We have reached the point where we behave as if we are deaf to each other. Theoretic arguments have not any impact. I think it is better to talk with examples: elongated girrafes neck, being first an epigenetic change, then it came mutations that increased the number of spondyls etc. According to classic theory the mutations that increased the number of spondyls and all accompanying features (long first legs, loss of corns,etc) came one after the other randomly, without any regard to epigenetic reality and environmental pressure, untill they fit to existing phenotype, through natural selection. But again that means phenotype ( as the result of envionmental effect, is the real moto for evolution, the guiding force .
Firstly, Giraffe's have exactly the same number of vertebrae has other mammals. They're lengthened to produced the longer neck, not multiplied.
Secondly, classical theory does not suggest that giraffes first acquired a long neck, then long legs, then lost corns, etc. It suggests that these different features evolved alongside each other, stepwise genetic changes altering one increased selective pressures for the other features alongside the existing environmental pressures.
Thanks for the information on the number of vertebrae in giraffe's neck.I would like to have your's and others opinion of what they think of giraffe's long neck and long front legs etc. Are they changes due to epigenetic mechanisms or to DNA sequence changes? and also to what degree they are epigenetic and what was the critical point that they had changed to deep DNA sequence alteration?
Epigenetic changes do not change into DNA changes.
You surely mean ..."DNA sequence changes". Becouse DNA changes through epigenetics by histone and methylation mechanisms,and the numerous regulation mechanisms are well established.But this was not my question.My question is:Are giraffe's neck and front legs elongation etc epigenetic in nature, or due to DNA sequenc change? And at which point of evoljtion the inevtable initial epigenetic effect was zeroed and was replaced by the DNA sequence change?
Surely there was a degree of epigenetic change. It exists to all animals. It is a fact. Nobody can deny this.
Where did you show that epigenetics caused the giraffe ancestor to have a longer neck?
Do you really think that natural selection, which surely works, acts against or in cocordance with existing phenotype, that is partly respnsible to epigenetic effect. This last is a fact i think.
What evidence led you to this conclusion?
Natural selection selects for mutations that improve the fitness of the population. It doesn't matter if these mutations act against or in concordance with epigenetic changes. Also, I have already shown that epigenetic changes can be detrimental such as in the case of type II diabetes and fetal alcohol syndrome.
I don't say so. What i am saying is that epigenetic changes pave the way( so guide) DNA sequence change.
And how does it do that? What reason is there to think it does? You're making really quite an outlandish claim here. Epigenetics is not a wonder solution capable of all kinds of wonders; although it's true that epigenetics is still a field in its infancy we already have a decent idea about the generalities.
It is your belief.
No, it's my informed opinion. Should you be able to provide evidence why I should change that opinion I will.

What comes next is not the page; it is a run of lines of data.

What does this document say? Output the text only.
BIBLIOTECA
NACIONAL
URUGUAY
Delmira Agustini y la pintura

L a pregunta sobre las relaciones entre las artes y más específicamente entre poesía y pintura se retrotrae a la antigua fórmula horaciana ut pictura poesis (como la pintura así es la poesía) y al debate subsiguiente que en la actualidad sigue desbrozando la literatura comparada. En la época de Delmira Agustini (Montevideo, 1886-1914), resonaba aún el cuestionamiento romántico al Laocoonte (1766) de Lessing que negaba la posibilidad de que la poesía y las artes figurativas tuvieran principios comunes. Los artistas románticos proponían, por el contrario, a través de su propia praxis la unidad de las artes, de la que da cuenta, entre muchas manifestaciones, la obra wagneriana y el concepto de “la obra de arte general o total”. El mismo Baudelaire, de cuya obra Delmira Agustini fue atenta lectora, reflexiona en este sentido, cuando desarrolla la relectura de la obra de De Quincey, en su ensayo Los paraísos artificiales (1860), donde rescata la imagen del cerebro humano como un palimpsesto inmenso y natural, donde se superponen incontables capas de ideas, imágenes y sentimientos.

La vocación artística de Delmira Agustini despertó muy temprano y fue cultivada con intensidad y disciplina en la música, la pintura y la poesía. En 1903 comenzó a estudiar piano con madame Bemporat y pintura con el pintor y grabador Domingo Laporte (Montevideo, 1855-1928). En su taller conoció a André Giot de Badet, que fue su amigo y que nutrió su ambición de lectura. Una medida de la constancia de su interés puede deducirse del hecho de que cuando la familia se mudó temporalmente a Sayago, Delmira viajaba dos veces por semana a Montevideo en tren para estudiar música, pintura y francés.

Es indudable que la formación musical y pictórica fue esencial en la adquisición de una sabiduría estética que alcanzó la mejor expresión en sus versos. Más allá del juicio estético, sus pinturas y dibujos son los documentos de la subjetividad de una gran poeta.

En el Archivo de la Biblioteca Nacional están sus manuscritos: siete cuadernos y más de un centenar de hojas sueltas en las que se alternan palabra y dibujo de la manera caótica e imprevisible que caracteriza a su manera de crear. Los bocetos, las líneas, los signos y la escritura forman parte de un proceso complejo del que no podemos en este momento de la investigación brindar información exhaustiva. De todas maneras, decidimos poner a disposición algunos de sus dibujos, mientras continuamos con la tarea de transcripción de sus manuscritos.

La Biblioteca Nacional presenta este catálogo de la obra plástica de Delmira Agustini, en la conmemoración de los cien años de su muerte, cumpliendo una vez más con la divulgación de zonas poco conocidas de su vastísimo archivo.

You don't answer my question.
Which question in particular do you think I haven't answered? Do you mean this?
My question is:Are giraffe's neck and front legs elongation etc epigenetic in nature, or due to DNA sequenc change? And at which point of evoljtion the inevtable initial epigenetic effect was zeroed and was replaced by the DNA sequence change?
Perhaps I wasn't clear. The elongation of a giraffe's neck are primarily due to DNA sequence changes* and there's no real reason to think epigenetics has any real role to play at all. This means your second question is essential moot.
* - By the way, this contrast between DNA sequence change and epigenetics is kinda wrong-headed. Epigenetic capacity for change depends on the underlying DNA sequence. For example effective methylation requires CpG dinucleotide pairings at the very least, and appears only truly effective with CpG islands.